Choose any 5 consecutive seats in which to place the Democrats -- it doesn't matter which 5 consecutive seats that we choose, since we can rotate the table. Then there are 5! ways to place the Democrats in their seats, and 5! ways to place the Republicans in their seats, for a total of 5!*5!=14,400 arrangements.
+36915 You may be correct.....I am assuming you can position the democrats and repub blocks 10 different ways araound the table....you are assuming there is only one way (it IS a round table after all).
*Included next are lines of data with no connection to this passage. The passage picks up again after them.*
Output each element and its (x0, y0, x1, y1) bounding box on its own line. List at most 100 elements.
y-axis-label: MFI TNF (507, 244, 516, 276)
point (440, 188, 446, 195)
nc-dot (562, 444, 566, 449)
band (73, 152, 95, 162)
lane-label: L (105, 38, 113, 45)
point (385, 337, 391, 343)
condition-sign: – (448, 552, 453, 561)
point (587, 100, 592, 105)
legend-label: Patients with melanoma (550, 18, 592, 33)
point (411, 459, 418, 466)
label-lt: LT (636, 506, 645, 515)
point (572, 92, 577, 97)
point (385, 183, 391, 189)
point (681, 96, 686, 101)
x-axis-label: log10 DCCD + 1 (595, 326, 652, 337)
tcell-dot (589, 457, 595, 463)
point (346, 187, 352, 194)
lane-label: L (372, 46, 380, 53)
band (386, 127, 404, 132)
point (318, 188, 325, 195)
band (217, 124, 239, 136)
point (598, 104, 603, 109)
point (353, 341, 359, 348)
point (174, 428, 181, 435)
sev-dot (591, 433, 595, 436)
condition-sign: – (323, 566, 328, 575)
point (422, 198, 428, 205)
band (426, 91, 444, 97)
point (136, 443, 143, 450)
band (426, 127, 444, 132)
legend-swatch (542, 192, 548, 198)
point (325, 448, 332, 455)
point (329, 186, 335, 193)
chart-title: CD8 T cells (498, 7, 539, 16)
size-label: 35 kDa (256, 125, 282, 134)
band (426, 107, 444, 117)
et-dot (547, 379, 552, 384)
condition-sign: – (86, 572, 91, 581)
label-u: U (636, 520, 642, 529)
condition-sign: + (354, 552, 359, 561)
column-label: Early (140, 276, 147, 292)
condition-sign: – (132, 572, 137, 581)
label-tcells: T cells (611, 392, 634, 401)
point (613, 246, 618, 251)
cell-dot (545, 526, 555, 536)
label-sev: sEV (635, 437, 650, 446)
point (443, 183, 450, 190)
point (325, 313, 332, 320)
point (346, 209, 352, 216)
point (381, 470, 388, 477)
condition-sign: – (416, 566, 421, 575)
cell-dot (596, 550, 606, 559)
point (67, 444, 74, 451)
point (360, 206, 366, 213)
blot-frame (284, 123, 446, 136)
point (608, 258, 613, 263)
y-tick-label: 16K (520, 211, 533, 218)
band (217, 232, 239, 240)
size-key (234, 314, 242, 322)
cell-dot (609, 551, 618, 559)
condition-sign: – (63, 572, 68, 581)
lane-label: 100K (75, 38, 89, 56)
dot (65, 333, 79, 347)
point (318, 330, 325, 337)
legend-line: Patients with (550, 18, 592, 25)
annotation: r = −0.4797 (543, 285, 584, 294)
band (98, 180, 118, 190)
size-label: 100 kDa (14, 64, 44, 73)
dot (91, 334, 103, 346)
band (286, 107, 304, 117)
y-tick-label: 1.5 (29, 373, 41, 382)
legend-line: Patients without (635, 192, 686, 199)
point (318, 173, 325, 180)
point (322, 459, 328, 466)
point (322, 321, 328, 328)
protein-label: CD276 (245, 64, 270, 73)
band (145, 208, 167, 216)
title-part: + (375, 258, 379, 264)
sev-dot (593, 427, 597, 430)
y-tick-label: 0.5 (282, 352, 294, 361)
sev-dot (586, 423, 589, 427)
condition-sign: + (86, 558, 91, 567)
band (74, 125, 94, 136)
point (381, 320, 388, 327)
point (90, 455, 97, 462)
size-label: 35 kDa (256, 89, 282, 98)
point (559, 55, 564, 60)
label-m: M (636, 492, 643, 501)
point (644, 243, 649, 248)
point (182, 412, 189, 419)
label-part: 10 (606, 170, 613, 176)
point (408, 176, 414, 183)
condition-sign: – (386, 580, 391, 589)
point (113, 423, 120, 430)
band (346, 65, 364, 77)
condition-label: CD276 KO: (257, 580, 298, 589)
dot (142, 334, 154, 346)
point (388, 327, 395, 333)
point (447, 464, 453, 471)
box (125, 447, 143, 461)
That is why my answer is 10 times bigger than yours.....I hope someone who KNOWS the answer can chime in, but here is my reasoning (which may be incorrect for a ROUND table with no reference point.....but ok for a rectangular table....just dont know)
I suspect YOUR answer is correct as far as ORDER of the people go as you go around the table....but if the table is referenced as in my diagram to North...or the door of the room or the window in the room etc, then does the answer change?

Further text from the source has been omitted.